Brazil's state-run oil company Petrobras expects to do exploratory drilling next year near the mouth of the Amazon River, along the coast of the state of Amapa, Chief Executive Jean Paul Prates said on Wednesday.
The region is part of Brazil's Equatorial Margin, an area that Petrobras considers its most promising new frontier for oil and gas exploration.
Petrobras currently lacks the greenlight from environmental protection agency Ibama to explore the area, but Prates said he expects Petrobras will be drilling off Amapa in the first half of 2024. He still kept open the possibility that the drilling could come later in the year.
The Equatorial Margin is a roughly 2,200-km (1,370-mile) stretch of deepwater and ultra-deepwater assets along Brazil's northern and northeastern coast.

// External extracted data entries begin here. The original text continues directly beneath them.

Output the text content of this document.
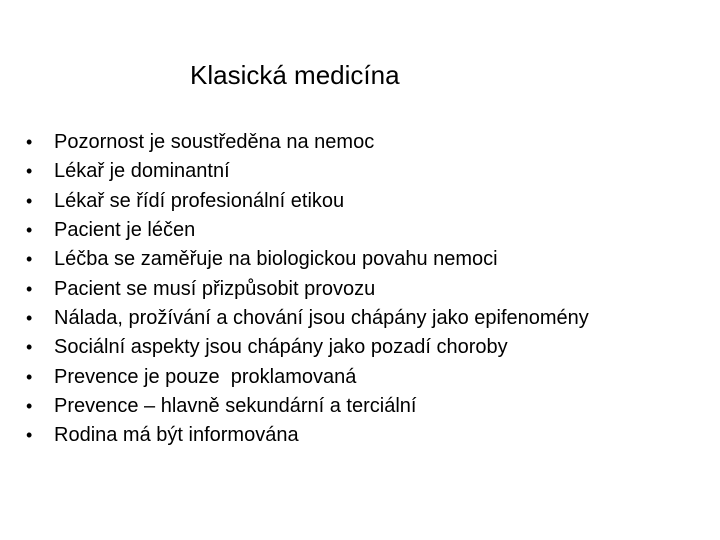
Klasická medicína
•	Pozornost je soustředěna na nemoc
•	Lékař je dominantní
•	Lékař se řídí profesionální etikou
•	Pacient je léčen
•	Léčba se zaměřuje na biologickou povahu nemoci
•	Pacient se musí přizpůsobit provozu
•	Nálada, prožívání a chování jsou chápány jako epifenomény
•	Sociální aspekty jsou chápány jako pozadí choroby
•	Prevence je pouze  proklamovaná
•	Prevence – hlavně sekundární a terciální
•	Rodina má být informována
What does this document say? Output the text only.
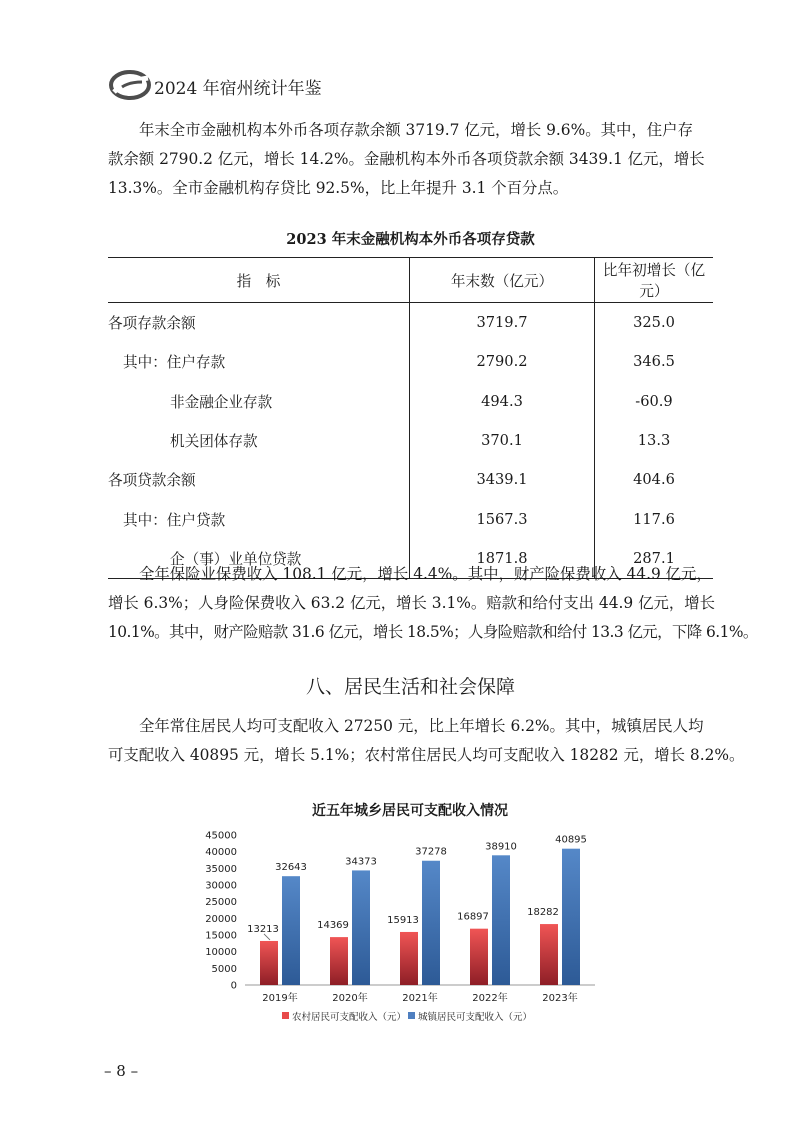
2024 年宿州统计年鉴

年末全市金融机构本外币各项存款余额 3719.7 亿元，增长 9.6%。其中，住户存
款余额 2790.2 亿元，增长 14.2%。金融机构本外币各项贷款余额 3439.1 亿元，增长
13.3%。全市金融机构存贷比 92.5%，比上年提升 3.1 个百分点。

2023 年末金融机构本外币各项存贷款
指　标	年末数（亿元）	比年初增长（亿元）
各项存款余额	3719.7	325.0
其中：住户存款	2790.2	346.5
非金融企业存款	494.3	-60.9
机关团体存款	370.1	13.3
各项贷款余额	3439.1	404.6
其中：住户贷款	1567.3	117.6
企（事）业单位贷款	1871.8	287.1

全年保险业保费收入 108.1 亿元，增长 4.4%。其中，财产险保费收入 44.9 亿元，
增长 6.3%；人身险保费收入 63.2 亿元，增长 3.1%。赔款和给付支出 44.9 亿元，增长
10.1%。其中，财产险赔款 31.6 亿元，增长 18.5%；人身险赔款和给付 13.3 亿元，下降 6.1%。

八、居民生活和社会保障

全年常住居民人均可支配收入 27250 元，比上年增长 6.2%。其中，城镇居民人均
可支配收入 40895 元，增长 5.1%；农村常住居民人均可支配收入 18282 元，增长 8.2%。

近五年城乡居民可支配收入情况
0
5000
10000
15000
20000
25000
30000
35000
40000
45000
13213
32643
2019年
14369
34373
2020年
15913
37278
2021年
16897
38910
2022年
18282
40895
2023年
农村居民可支配收入（元） 城镇居民可支配收入（元）
– 8 –
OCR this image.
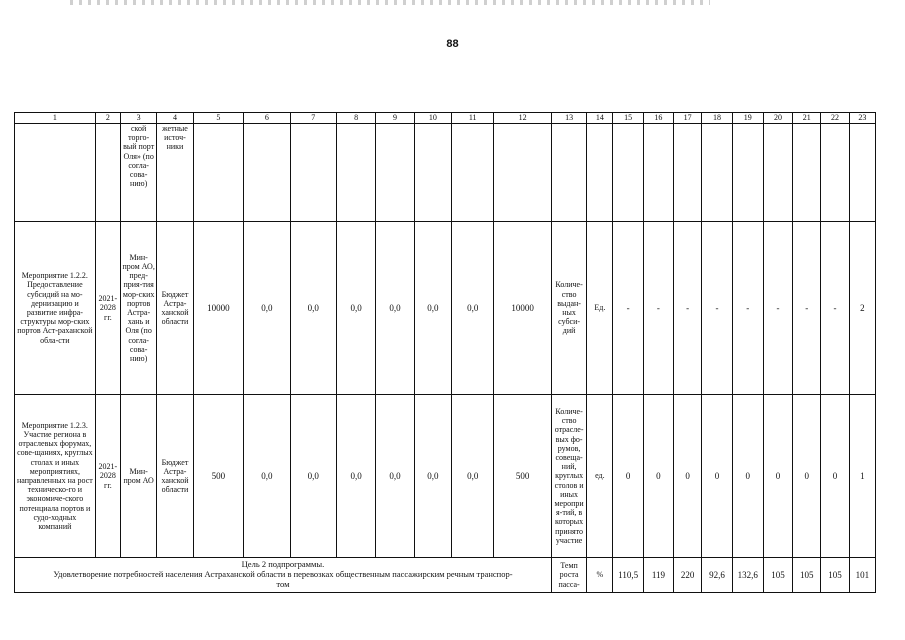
88
1	2	3	4	5	6	7	8	9	10	11	12	13	14	15	16	17	18	19	20	21	22	23
		ской торго-вый порт Оля» (по согла-сова-нию)	жетные источ-ники																			
Мероприятие 1.2.2. Предоставление субсидий на мо-дернизацию и развитие инфра-структуры мор-ских портов Аст-раханской обла-сти	2021-2028 гг.	Мин-пром АО, пред-прия-тия мор-ских портов Астра-хань и Оля (по согла-сова-нию)	Бюджет Астра-ханской области	10000	0,0	0,0	0,0	0,0	0,0	0,0	10000	Количе-ство выдан-ных субси-дий	Ед.	-	-	-	-	-	-	-	-	2
Мероприятие 1.2.3. Участие региона в отраслевых форумах, сове-щаниях, круглых столах и иных мероприятиях, направленных на рост техническо-го и экономиче-ского потенциала портов и судо-ходных компаний	2021-2028 гг.	Мин-пром АО	Бюджет Астра-ханской области	500	0,0	0,0	0,0	0,0	0,0	0,0	500	Количе-ство отрасле-вых фо-румов, совеща-ний, круглых столов и иных мероприя-тий, в которых принято участие	ед.	0	0	0	0	0	0	0	0	1

Цель 2 подпрограммы.
Удовлетворение потребностей населения Астраханской области в перевозках общественным пассажирским речным транспор-
том												Темп роста пасса-	%	110,5	119	220	92,6	132,6	105	105	105	101
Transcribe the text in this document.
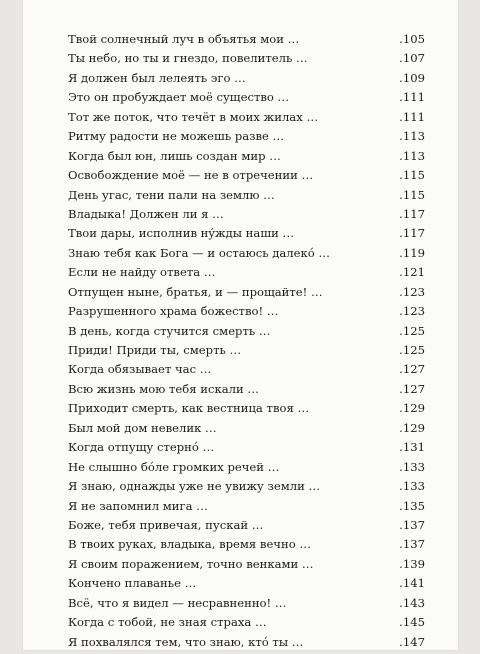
Твой солнечный луч в объятья мои …	.105
Ты небо, но ты и гнездо, повелитель …	.107
Я должен был лелеять эго …	.109
Это он пробуждает моё существо …	.111
Тот же поток, что течёт в моих жилах …	.111
Ритму радости не можешь разве …	.113
Когда был юн, лишь создан мир …	.113
Освобождение моё — не в отречении …	.115
День угас, тени пали на землю …	.115
Владыка! Должен ли я …	.117
Твои дары, исполнив нýжды наши …	.117
Знаю тебя как Бога — и остаюсь далекó …	.119
Если не найду ответа …	.121
Отпущен ныне, братья, и — прощайте! …	.123
Разрушенного храма божество! …	.123
В день, когда стучится смерть …	.125
Приди! Приди ты, смерть …	.125
Когда обязывает час …	.127
Всю жизнь мою тебя искали …	.127
Приходит смерть, как вестница твоя …	.129
Был мой дом невелик …	.129
Когда отпущу стернó …	.131
Не слышно бóле громких речей …	.133
Я знаю, однажды уже не увижу земли …	.133
Я не запомнил мига …	.135
Боже, тебя привечая, пускай …	.137
В твоих руках, владыка, время вечно …	.137
Я своим поражением, точно венками …	.139
Кончено плаванье …	.141
Всё, что я видел — несравненно! …	.143
Когда с тобой, не зная страха …	.145
Я похвалялся тем, что знаю, ктó ты …	.147
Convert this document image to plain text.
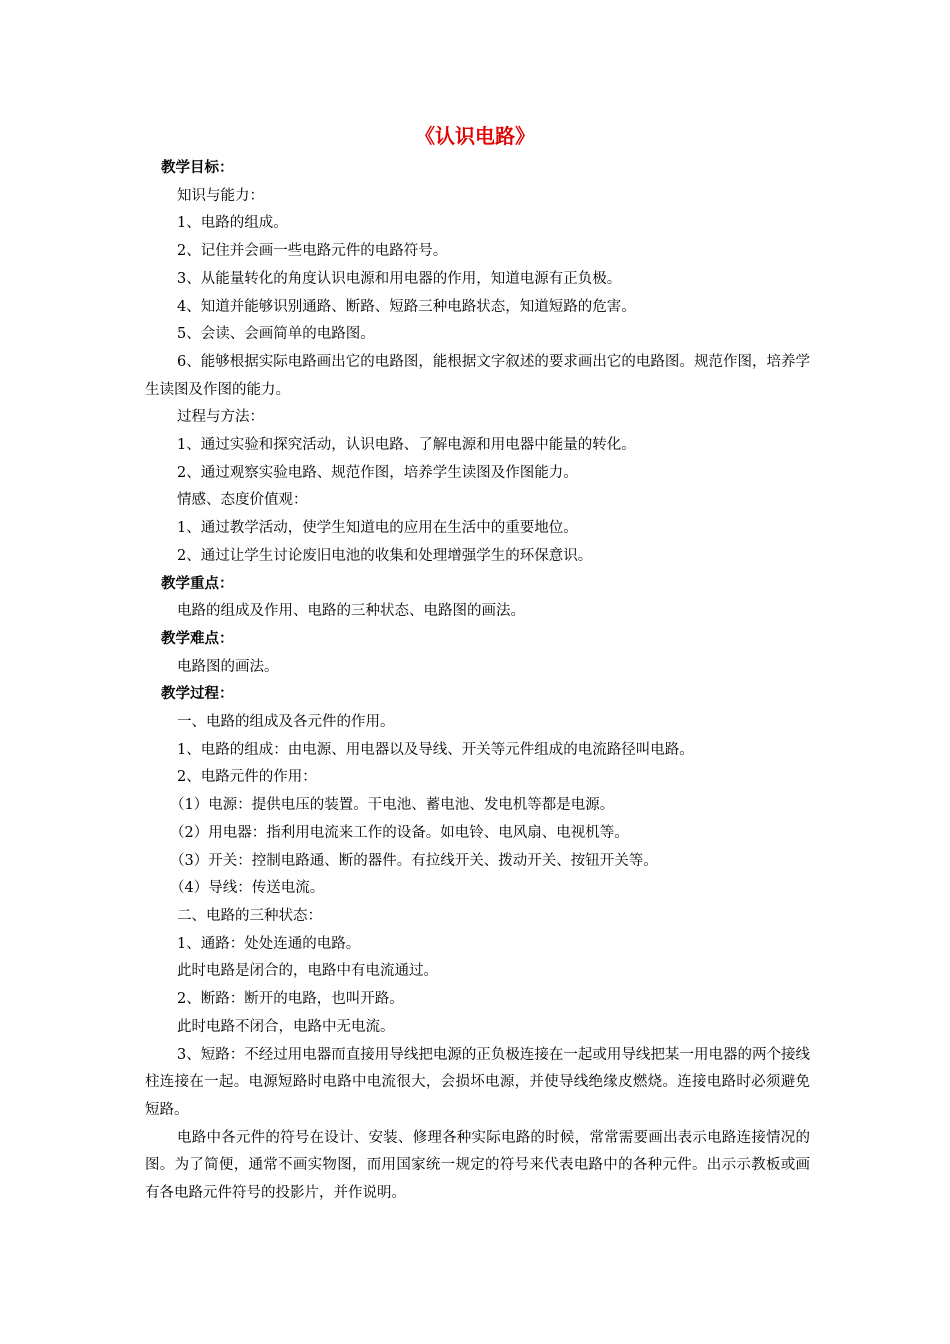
《认识电路》
教学目标：
知识与能力：
1、电路的组成。
2、记住并会画一些电路元件的电路符号。
3、从能量转化的角度认识电源和用电器的作用，知道电源有正负极。
4、知道并能够识别通路、断路、短路三种电路状态，知道短路的危害。
5、会读、会画简单的电路图。
6、能够根据实际电路画出它的电路图，能根据文字叙述的要求画出它的电路图。规范作图，培养学生读图及作图的能力。
过程与方法：
1、通过实验和探究活动，认识电路、了解电源和用电器中能量的转化。
2、通过观察实验电路、规范作图，培养学生读图及作图能力。
情感、态度价值观：
1、通过教学活动，使学生知道电的应用在生活中的重要地位。
2、通过让学生讨论废旧电池的收集和处理增强学生的环保意识。
教学重点：
电路的组成及作用、电路的三种状态、电路图的画法。
教学难点：
电路图的画法。
教学过程：
一、电路的组成及各元件的作用。
1、电路的组成：由电源、用电器以及导线、开关等元件组成的电流路径叫电路。
2、电路元件的作用：
（1）电源：提供电压的装置。干电池、蓄电池、发电机等都是电源。
（2）用电器：指利用电流来工作的设备。如电铃、电风扇、电视机等。
（3）开关：控制电路通、断的器件。有拉线开关、拨动开关、按钮开关等。
（4）导线：传送电流。
二、电路的三种状态：
1、通路：处处连通的电路。
此时电路是闭合的，电路中有电流通过。
2、断路：断开的电路，也叫开路。
此时电路不闭合，电路中无电流。
3、短路：不经过用电器而直接用导线把电源的正负极连接在一起或用导线把某一用电器的两个接线柱连接在一起。电源短路时电路中电流很大，会损坏电源，并使导线绝缘皮燃烧。连接电路时必须避免短路。
电路中各元件的符号在设计、安装、修理各种实际电路的时候，常常需要画出表示电路连接情况的图。为了简便，通常不画实物图，而用国家统一规定的符号来代表电路中的各种元件。出示示教板或画有各电路元件符号的投影片，并作说明。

The area Petrobras is looking to drill is located south of where Suriname is exploring for oil and close to Guyana, where Exxon Mobil has discovered major oil reserves.
Drilling in the region is a controversial topic in Brazil due to the region's biodiversity and proximity to the Amazon rainforest.
Earlier this year Petrobras appealed a decision by Ibama denying a license to drill an exploratory well in the region, saying it lacked a proper environmental assessment of the project. The agency has no deadline to judge the appeal.